# lange wörter in <td> zerteilen



## DieterWeb (23. Juli 2002)

also wie kriege ich es hin das wenn jemand zum beispiel folgendes wort
lalalalalalalalalalalalalalalalalalalalalalalalalalalalalalalalalalalalalalalalalalalalalalalalalalallalalalalalalalalalalalalalalalalalalalalalalalalalalalalalalalalalalalalalalalalalalalalalalalalalalalalalalalala
(is natürlich kein wort aber ihr wisst was ich meine)
schreibt, es unterbrochen wird damit das <td> net verbreitert wird?

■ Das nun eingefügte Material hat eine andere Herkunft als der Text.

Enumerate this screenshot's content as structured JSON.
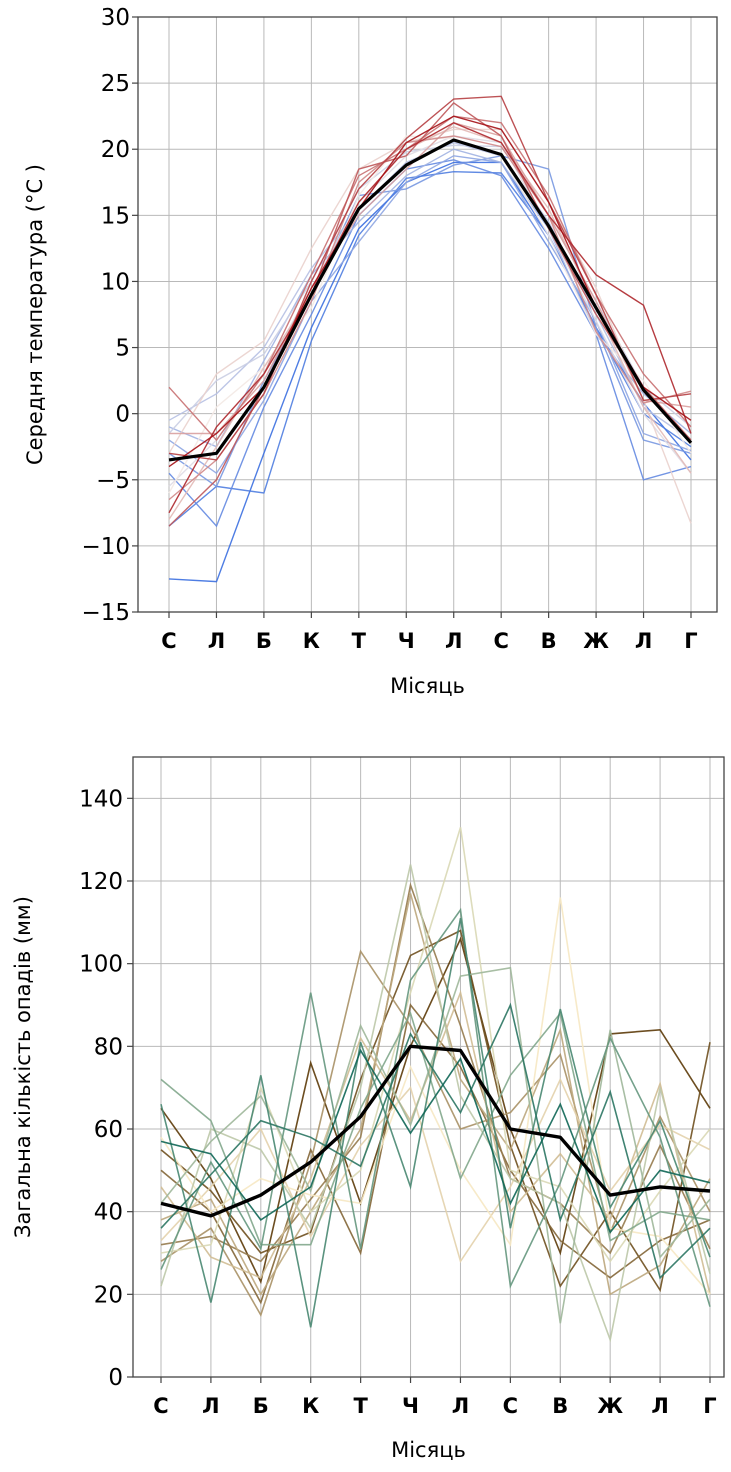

ps: das ist bestimmt schonmal erklärt worden ich wusste aber net nach was ich suchen sollte und in selfhtml hab ich nichts gefunden


----------



## Dario Linsky (23. Juli 2002)

ja, das gab's schonmal (zumindest sowas in der richtung). lässt sich finden, wenn man nach *wrap* sucht und in den ergebnissen die posts aus dem html-forum durchblättert. 

http://tutorials.de/showthread.php?threadid=20162&highlight=*wrap*


----------



## DieterWeb (23. Juli 2002)

danke aber man muss erstmal wissen das wrap das macht um nach wrap zu suchen 
ps deine sig gefällt mir. douglas adams is der beste!!


----------